Above is a picture of two pages from a favorite series of books- Pinkalicious. The other night I was reading this story with my daughter and we came upon the part of the story in which Pinkalicious tries to convince her family to buy a fake Christmas tree (a pink one, of course). She brings out an air freshener in response to her brother’s statement that he likes the smell of real pine trees. I thought it was funny and clever of Pinkalicious.
My daughter was confused.
I realized that she didn’t know what an air freshener was- especially the ones that Pinkalicious was holding up. We don’t have them in the house or car.

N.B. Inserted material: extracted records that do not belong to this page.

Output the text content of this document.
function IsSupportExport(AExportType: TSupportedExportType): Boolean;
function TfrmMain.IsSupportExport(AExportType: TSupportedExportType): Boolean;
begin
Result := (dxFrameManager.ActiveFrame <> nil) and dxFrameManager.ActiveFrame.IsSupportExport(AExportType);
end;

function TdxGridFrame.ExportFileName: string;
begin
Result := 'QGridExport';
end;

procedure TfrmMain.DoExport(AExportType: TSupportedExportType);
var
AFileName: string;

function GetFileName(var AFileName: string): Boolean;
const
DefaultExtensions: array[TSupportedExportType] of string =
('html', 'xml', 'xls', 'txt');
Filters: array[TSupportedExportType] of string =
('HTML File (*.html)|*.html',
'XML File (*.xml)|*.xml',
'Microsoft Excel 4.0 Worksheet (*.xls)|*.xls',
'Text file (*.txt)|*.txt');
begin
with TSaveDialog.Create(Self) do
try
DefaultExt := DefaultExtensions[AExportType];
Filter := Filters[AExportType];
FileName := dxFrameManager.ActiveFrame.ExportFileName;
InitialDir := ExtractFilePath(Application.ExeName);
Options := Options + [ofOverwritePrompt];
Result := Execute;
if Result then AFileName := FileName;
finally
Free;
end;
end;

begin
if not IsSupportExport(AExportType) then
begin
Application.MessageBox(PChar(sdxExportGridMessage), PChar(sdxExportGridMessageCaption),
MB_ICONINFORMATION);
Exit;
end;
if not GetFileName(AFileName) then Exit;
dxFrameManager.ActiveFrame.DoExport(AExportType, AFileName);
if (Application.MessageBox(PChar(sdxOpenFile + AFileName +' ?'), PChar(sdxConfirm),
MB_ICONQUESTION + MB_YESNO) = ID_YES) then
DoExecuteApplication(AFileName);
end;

It was then that I realized that her lack of background knowledge caused her to miss an important part of the story and it reminded me of how important it is for students to have a good background of general knowledge to have good reading comprehension. It makes sense in this case and this idea is backed by reading research. Better readers have a good foundation of general knowledge (Alexander, Kulikowich, & Schulze, 1994; Hirsch, 2003; Shapiro, 2004). They know more about the world and can make more connections as they read.
If a student has no idea what snow is, then reading a story about igloos and Eskimos will be hard to understand. If a student is familiar with snow- has played in it, knows what it feels like, knows how cold it is- then they will have a deeper understanding of a story about an Eskimo making an igloo to live in.
How can parents help students build background knowledge? Parents can make an effort to give children lots of rich experiences. This does not necessarily require lots of money. Activities such as taking a hike around a lake, visiting the library, or going to the beach can provide students with rich experiences. It is also very important to talk about these experiences with your child. Children should have a general knowledge of lots of things in the world around them. Parents can also access technology. While it doesn’t replace an actual visit to an actual museum, parents can explore the Smithsonian through an interactive website- visiting virtual exhibits and having important discussions with their children. If your child is learning about penguins, do a search and watch some YouTube videos on penguins. The more students know about the world, the more connections they will make when they read. When they make connections, they can understand more and think critically about what they read.